During the early 1970s the Associated Locksmiths produced two short educational films as part of an outreach program highlighting security issues with owners of homes and businesses. The first of these, Invitation to Burglary, narrated by actor Raymond Burr, dealt with residential crime and its prevention, while the second, Rip Off, narrated by actor Henry Fonda, concerned the security problems of business and industry. Both of these short films were made available for use by ALOA to groups able to raise an audience of 25 persons or more.

===Relocation===
The headquarters of the Associated Locksmiths of America was moved from Kingston, New York, to Dallas, Texas, in the summer of 1973. In addition to its executive offices, the group moved its central library of literature related to the history and practice of locksmithing to its new Dallas facility at this time. Lee Rognon remained Executive Director of ALOA at the time of the organization's move.

==Organization==
=== Security Expo ===
ALOA hosts a Security Expo which consists of classes, networking events, exhibits, and the annual membership meeting. The 2022 ALOA Security Expo was held at the South Point Hotel, Casino & Spa in Las Vegas. The 2023 ALOA Security Expo was held at the Hilton Orlando Lake Buena Vista in Orlando, Florida.

=== Certifications ===
ALOA holds frequent proficiency certification sessions for experienced locksmiths.
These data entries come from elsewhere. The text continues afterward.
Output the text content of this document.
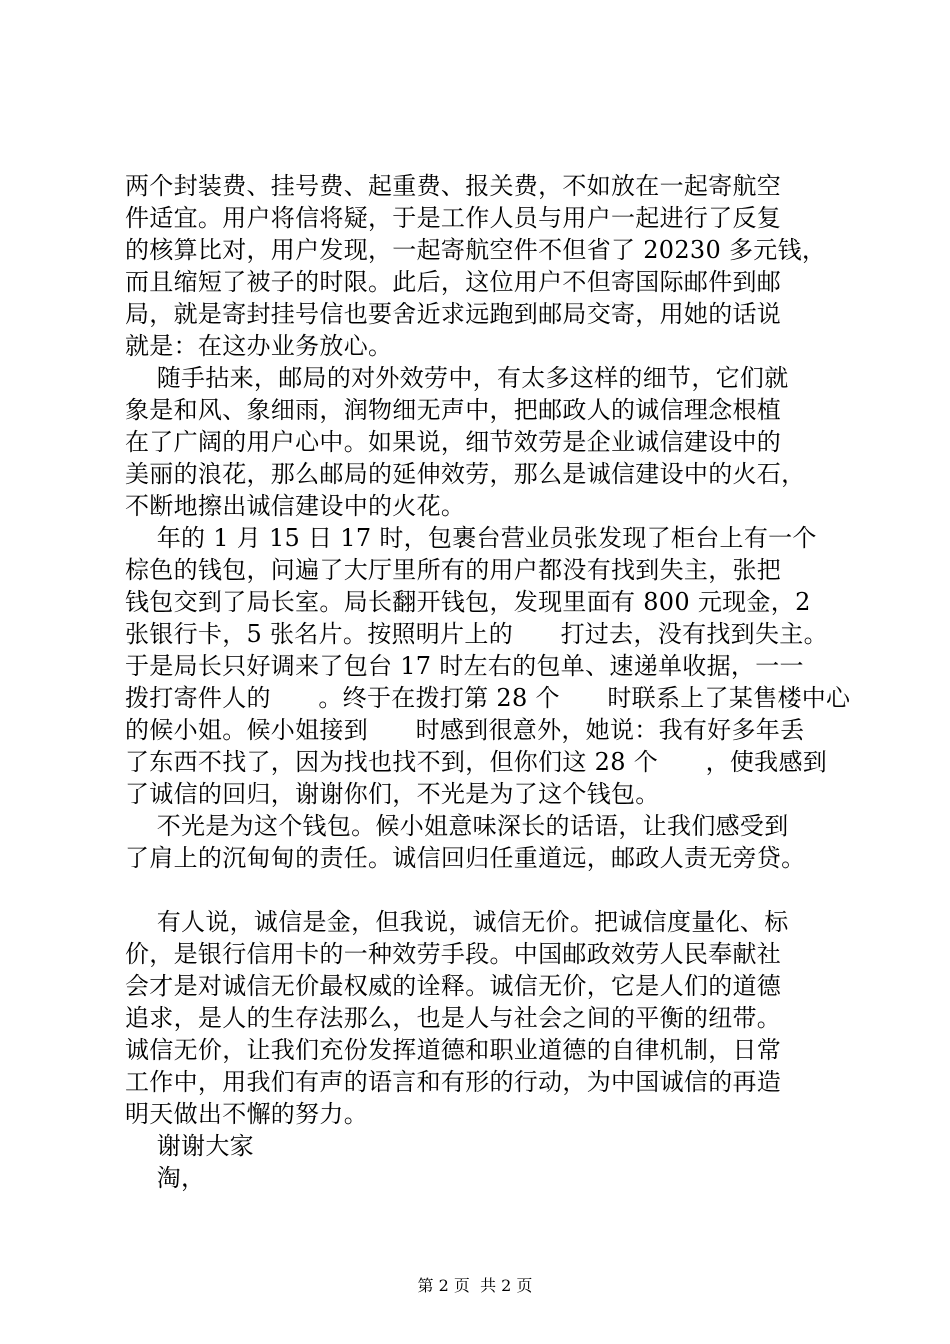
两个封装费、挂号费、起重费、报关费，不如放在一起寄航空
件适宜。用户将信将疑，于是工作人员与用户一起进行了反复
的核算比对，用户发现，一起寄航空件不但省了 20230 多元钱，
而且缩短了被子的时限。此后，这位用户不但寄国际邮件到邮
局，就是寄封挂号信也要舍近求远跑到邮局交寄，用她的话说
就是：在这办业务放心。
随手拈来，邮局的对外效劳中，有太多这样的细节，它们就
象是和风、象细雨，润物细无声中，把邮政人的诚信理念根植
在了广阔的用户心中。如果说，细节效劳是企业诚信建设中的
美丽的浪花，那么邮局的延伸效劳，那么是诚信建设中的火石，
不断地擦出诚信建设中的火花。
年的 1 月 15 日 17 时，包裹台营业员张发现了柜台上有一个
棕色的钱包，问遍了大厅里所有的用户都没有找到失主，张把
钱包交到了局长室。局长翻开钱包，发现里面有 800 元现金，2
张银行卡，5 张名片。按照明片上的      打过去，没有找到失主。
于是局长只好调来了包台 17 时左右的包单、速递单收据，一一
拨打寄件人的      。终于在拨打第 28 个      时联系上了某售楼中心
的候小姐。候小姐接到      时感到很意外，她说：我有好多年丢
了东西不找了，因为找也找不到，但你们这 28 个      ，使我感到
了诚信的回归，谢谢你们，不光是为了这个钱包。
不光是为这个钱包。候小姐意味深长的话语，让我们感受到
了肩上的沉甸甸的责任。诚信回归任重道远，邮政人责无旁贷。
有人说，诚信是金，但我说，诚信无价。把诚信度量化、标
价，是银行信用卡的一种效劳手段。中国邮政效劳人民奉献社
会才是对诚信无价最权威的诠释。诚信无价，它是人们的道德
追求，是人的生存法那么，也是人与社会之间的平衡的纽带。
诚信无价，让我们充份发挥道德和职业道德的自律机制，日常
工作中，用我们有声的语言和有形的行动，为中国诚信的再造
明天做出不懈的努力。
谢谢大家
淘，
第 2 页  共 2 页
Through its Proficiency Registration Program (PRP), ALOA offers five locksmith membership designations: (1) Registered Locksmith (RL); (2) Certified Registered Locksmith (CRL); (3) Certified Professional Locksmith (CPL); (4) Certified Master Locksmith (CML); and (5) Certified Automotive Locksmith (CAL)

=== ALOA LATINO ===
The group also conducts a membership program for locksmiths in Mexico and the Spanish-speaking diaspora called "ALOA LATINO."

===Safe and Vault Technicians Association===

ALOA owns the Safe and Vault Technicians Association (SAVTA) and proctors the examinations for its specialty certifications, which include Certified Professional SafeTech (CPS) and Certified Master Safe Technician (CMST).

===Publication===

ALOA publishes a monthly digital and paper magazine for its members called Keynotes.